Langdon Wilkes never stopped amazing me with his buffoonery. I couldn't imagine him hunting any more than me going off to university or Naomi entering the theatre. But seeing him in Shoreditch that night, with Cornelius Selling to boot, shattered any notion of what I'd thought was going on.

"What are you two doing here all by yourselves?" I asked him, while Naomi kept an eye on Cornelius. Not as though we thought he was going anywhere — rather, he looked about to collapse. And the ground was not somewhere you wanted to be in this part of the city.

"Rescuing him," said Wilkes, pointing to the tall cage that I hadn't noticed before sitting on the ground. It wasn't a bird inside, but a bat, clinging to the bars with the hooks on its wings and its toes, staring at us with wide red eyes.

"It's a bat, Wilkes. A vampire bat."

"It's Giff," he said.

"The King's Bench father had him," Cornelius said, having overheard us. "He must have forced him to turn and was probably going to leave him just like this."

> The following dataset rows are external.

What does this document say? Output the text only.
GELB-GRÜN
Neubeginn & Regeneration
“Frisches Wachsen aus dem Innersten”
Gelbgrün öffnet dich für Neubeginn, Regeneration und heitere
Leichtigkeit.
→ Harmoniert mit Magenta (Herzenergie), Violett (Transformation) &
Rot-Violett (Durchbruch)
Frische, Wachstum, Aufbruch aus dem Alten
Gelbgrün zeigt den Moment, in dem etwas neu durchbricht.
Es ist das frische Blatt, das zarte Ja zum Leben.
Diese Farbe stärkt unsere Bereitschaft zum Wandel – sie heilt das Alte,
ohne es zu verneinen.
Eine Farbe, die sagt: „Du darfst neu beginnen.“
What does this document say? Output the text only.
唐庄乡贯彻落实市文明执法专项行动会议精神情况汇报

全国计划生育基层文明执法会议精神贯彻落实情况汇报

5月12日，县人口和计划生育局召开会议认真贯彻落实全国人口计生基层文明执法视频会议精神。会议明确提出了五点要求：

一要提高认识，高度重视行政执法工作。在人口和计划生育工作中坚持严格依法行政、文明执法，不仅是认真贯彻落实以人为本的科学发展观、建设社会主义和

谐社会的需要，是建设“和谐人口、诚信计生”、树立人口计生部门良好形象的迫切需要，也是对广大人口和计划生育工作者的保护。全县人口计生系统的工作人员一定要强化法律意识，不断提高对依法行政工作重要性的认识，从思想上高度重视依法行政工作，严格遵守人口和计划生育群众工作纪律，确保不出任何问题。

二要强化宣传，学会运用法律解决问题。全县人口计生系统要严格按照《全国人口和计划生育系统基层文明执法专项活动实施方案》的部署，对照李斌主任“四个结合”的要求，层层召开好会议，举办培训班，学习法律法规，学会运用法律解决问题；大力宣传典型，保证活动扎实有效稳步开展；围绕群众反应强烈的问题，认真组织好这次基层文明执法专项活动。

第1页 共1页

"Poor Gifford," Naomi said, lowering herself to the bat's eye level. "Hello there."

The bat let out a soft squeak.

"What'll we do?" Wilkes asked. "We sort of...stole him."

"I mean, I guess you technically...rescued him, but..." I rubbed the back of my head. "Let's go back to ours. Then you can explain yourselves without all of this."

I made an all-encompassing gesture to the slum around us. Although this wasn't even the worst of them, the poverty was still on display here: streaks of black on every surface, even the laundry hanging on lines above us, piles of stinking rubbish lining the streets and the alleyways, tenement houses leaning so precariously on each other that one touch would send them collapsing like a pile of matches, scraping scuffling shouting barking coming from everywhere.

There was a screech, a human one, from somewhere above us, and breaking glass. Then running feet, and I looked up just in time to see a bare-breasted woman hanging out of the window above us, shouting in such an unintelligible accent I couldn't make out any words.

She looked down at me and scowled, not seeming to care how much I could see of her.

"Wot're yew gawkin' at, then?" she barked. She gave her exposed breasts a lift and a shake, then ducked back inside.

"Well, that was a show," said Cornelius.

"We should go," said Naomi, trying to sound businesslike. I knew the slums unsettled her, especially when things began to get out of hand. "And bring the bat."

Once we were safely back home, I herded the two of them into the sitting room while Naomi cleared off a space on the low table in front of the couch for the cage, which Cornelius carried. The bat inside had been quiet all the way back, watching the city pass with its eyes opened wide. I kept glancing at it, having to remind myself that it was Gifford in that cage, trapped in the body of a bat. It was likely that whatever the vampire father had done to force Gifford to change would be almost impossible to reverse, unless we found another vampire willing to help us. Which was unlikely.

"So how about the two of you start with what possessed you to attempt this?" I said, once Wilkes and Cornelius were sitting on the couch, the cage between us.